Module: googleapis.cloudresourcemanager.v3.tagValues

Functions
`create`	Creates a TagValue as a child of the specified TagKey. If a another request with the same parameters is sent while the original request is in process the second request will receive an error. A maximum of 300 TagValues can exist under a TagKey at any given time.
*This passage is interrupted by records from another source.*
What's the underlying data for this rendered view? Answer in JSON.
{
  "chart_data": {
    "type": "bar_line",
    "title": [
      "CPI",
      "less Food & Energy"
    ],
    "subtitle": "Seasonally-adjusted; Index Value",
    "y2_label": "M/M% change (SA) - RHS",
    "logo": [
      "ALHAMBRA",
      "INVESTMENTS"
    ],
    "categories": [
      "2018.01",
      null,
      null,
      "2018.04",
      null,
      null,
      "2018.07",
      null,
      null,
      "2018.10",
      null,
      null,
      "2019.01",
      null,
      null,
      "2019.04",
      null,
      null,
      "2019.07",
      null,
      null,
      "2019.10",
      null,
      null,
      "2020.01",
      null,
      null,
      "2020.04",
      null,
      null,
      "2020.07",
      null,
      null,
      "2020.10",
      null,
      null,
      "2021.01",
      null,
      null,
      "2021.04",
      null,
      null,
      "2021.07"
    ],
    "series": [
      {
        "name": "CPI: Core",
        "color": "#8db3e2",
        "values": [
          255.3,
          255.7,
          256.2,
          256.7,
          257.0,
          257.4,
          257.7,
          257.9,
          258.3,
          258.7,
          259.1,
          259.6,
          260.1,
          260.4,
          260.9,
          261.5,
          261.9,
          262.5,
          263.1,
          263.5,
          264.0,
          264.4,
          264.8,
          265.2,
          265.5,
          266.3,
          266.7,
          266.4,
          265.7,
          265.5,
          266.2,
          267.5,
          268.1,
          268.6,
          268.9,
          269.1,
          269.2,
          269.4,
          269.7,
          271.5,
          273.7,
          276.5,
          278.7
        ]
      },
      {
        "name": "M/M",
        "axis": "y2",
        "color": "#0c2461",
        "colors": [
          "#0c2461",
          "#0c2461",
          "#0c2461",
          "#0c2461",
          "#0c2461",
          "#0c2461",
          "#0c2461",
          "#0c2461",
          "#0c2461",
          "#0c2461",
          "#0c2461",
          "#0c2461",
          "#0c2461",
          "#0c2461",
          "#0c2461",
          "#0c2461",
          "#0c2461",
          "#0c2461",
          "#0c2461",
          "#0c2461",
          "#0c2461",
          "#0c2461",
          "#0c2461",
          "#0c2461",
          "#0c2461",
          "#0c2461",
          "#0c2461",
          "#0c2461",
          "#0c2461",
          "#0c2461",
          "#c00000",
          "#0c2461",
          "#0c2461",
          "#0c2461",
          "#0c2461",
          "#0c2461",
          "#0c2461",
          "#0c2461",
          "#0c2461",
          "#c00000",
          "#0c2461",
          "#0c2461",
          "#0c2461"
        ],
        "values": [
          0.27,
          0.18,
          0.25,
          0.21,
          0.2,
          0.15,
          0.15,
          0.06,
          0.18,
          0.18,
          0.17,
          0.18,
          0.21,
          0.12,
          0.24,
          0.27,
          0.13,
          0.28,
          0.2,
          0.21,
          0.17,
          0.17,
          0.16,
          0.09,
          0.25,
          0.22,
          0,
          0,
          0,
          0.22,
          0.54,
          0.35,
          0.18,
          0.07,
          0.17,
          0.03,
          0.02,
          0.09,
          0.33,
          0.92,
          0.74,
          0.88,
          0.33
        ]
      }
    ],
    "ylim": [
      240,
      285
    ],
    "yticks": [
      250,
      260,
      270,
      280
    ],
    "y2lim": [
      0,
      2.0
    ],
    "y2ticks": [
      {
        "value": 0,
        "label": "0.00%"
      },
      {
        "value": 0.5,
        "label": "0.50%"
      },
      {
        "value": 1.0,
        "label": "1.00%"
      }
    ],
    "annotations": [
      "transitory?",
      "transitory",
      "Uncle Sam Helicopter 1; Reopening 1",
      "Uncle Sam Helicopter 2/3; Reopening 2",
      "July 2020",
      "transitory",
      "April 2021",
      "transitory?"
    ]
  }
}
`delete`	Deletes a TagValue. The TagValue cannot have any bindings when it is deleted.
`get`	Retrieves TagValue. If the TagValue or namespaced name does not exist, or if the user does not have permission to view it, this method will return `PERMISSION_DENIED`.
`getIamPolicy`	Gets the access control policy for a TagValue. The returned policy may be empty if no such policy or resource exists. The `resource` field should be the TagValue's resource name. For example: `tagValues/1234`. The caller must have the `cloudresourcemanager.googleapis.com/tagValues.getIamPolicy` permission on the identified TagValue to get the access control policy.
`list`	Lists all TagValues for a specific TagKey.
`patch`	Updates the attributes of the TagValue resource.
`setIamPolicy`	Sets the access control policy on a TagValue, replacing any existing policy. The `resource` field should be the TagValue's resource name. For example: `tagValues/1234`. The caller must have `resourcemanager.tagValues.setIamPolicy` permission on the identified tagValue.
`testIamPermissions`	Returns permissions that a caller has on the specified TagValue. The `resource` field should be the TagValue's resource name. For example: `tagValues/1234`. There are no permissions required for making this API call.